Kolesnikova’s Odette is divine with her artistry and grace. The strength of Volchkov’s passionate Prince Siegfried is complemented with Kolesnikova’s supple beauty; her arms perfectly portraying her swan’s vulnerability. It is clear Kolesnikova has performed this role many times before as her transformation between ‘shy Odette’ and the confidently seductive Odile is magical. While the humble Odette bares her soul to her love, Odile is viciously flirtatious with the Prince and the audience alike. These contradictions in character work to convince us—along with Prince Siegfried—to love them both, until the final heartbreaking realisation of betrayal. Throughout this performance, Kolesnikova’s ability to transmit genuine expression is a joy to behold.

Dmitry Akulinin and Irina Kolesnikova. Photo: supplied.

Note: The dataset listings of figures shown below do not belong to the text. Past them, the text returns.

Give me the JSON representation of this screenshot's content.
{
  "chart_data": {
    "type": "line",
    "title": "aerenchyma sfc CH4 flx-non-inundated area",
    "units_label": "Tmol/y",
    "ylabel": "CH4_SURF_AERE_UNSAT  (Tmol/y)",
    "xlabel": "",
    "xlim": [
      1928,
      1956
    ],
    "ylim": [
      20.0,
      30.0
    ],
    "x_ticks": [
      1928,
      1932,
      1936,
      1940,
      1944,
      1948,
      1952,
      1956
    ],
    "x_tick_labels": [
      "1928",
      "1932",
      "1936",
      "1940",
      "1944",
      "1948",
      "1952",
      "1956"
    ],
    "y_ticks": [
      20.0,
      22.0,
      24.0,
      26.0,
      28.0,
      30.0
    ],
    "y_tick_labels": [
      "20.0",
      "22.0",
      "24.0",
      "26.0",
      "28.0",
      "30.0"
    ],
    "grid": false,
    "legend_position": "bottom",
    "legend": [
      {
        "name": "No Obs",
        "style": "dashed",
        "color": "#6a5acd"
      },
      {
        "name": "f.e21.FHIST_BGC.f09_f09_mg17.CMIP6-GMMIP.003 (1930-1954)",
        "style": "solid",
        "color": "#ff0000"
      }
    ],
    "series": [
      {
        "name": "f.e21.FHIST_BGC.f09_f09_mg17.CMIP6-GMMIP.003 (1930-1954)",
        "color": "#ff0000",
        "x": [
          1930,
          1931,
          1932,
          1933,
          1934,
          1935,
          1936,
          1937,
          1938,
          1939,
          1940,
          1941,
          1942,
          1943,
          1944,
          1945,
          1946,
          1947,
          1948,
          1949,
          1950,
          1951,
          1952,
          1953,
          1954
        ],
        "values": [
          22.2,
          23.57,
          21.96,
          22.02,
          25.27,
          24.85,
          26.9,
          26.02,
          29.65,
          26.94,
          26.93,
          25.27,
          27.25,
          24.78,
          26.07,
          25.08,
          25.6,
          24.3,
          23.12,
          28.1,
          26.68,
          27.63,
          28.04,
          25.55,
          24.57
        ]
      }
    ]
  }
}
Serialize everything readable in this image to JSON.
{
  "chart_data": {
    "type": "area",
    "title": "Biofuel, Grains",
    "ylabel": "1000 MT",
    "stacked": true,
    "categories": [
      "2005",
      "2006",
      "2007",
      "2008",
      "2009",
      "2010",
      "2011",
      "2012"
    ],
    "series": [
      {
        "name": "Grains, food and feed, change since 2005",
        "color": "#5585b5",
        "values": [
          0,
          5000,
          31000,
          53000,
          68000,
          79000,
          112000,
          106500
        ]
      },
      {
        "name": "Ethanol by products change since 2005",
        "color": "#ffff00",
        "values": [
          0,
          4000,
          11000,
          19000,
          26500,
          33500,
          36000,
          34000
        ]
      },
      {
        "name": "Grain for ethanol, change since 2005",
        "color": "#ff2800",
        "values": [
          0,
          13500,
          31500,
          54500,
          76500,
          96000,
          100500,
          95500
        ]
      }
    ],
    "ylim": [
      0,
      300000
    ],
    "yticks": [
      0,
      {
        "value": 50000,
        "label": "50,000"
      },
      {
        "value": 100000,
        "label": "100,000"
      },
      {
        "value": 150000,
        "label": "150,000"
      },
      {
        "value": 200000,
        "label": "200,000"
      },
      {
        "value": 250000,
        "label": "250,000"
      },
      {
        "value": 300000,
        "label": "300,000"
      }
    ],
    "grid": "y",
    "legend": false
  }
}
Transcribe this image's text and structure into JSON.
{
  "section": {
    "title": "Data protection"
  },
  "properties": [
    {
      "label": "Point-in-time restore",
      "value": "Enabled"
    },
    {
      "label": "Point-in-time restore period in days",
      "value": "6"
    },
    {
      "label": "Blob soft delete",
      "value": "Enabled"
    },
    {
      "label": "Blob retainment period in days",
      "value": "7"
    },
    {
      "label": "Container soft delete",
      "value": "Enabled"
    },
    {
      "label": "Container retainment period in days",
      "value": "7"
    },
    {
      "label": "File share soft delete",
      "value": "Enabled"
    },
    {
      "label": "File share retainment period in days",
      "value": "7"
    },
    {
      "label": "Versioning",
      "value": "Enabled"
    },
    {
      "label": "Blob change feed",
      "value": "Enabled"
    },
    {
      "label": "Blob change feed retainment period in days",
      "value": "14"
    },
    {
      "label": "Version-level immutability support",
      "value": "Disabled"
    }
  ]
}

The soloists and Corps de Ballet flow beautifully together with seamless transitions. Every dancer’s characterisation of their individual roles serves to fully engage and entertain the audience. What is truly fascinating is the detailed choreography, which embraces symmetry and geometric patterns as the white flurry of dancers flutter the stage in the search for love and freedom. Ferdekov’s Jester’s athleticism and joy radiate to the audience only to be dampened by his evident foreboding of events to unfold in act two.
The grandeur and rich tapestry of the palace scenes are intricately juxtaposed with the simple staging of the dancers at the lake. Spectacular palatial textures, colours and costuming are embodied in the complexity of the regal choreography.

Dmitry Akulinin as Prince Siegfried and company. Photo: supplied.B

This extravaganza of celebration foreshadows the fall of the Prince. The choreography builds in tension along with Tchaikovsky’s familiar score. An entrancing crescendo occurs as we watch Odile’s entrapment of Siegfried. Meanwhile, the audience is drawn to silently beg him to recognise the despair of his beautiful and entrancing Odette. Clever use of staging and choreography increase the momentum of the performance, leading the dancers and the audience to the inevitable final acceptance of Odile and the subsequent heartbreak of the Prince and his true love, Odette.
The only recommendation to make this production flawless would be to have an accompaniment by a full orchestra, which is a difficult achievement for an international touring production. However, with or without live instrumentals, I gave in to the raw emotion and gently shed tears.
Simple and romantic, the lake scenes are an absolute stand out. Nikolai Shlein’s use of lighting creates shade and shadow; the soft and almost-surreal backdrop allows us to feel the dancers’ emotion while marvelling at their technique. Odette is beautifully complemented by the cohesion of the corps, painting picturesque memories which will stay with us forever.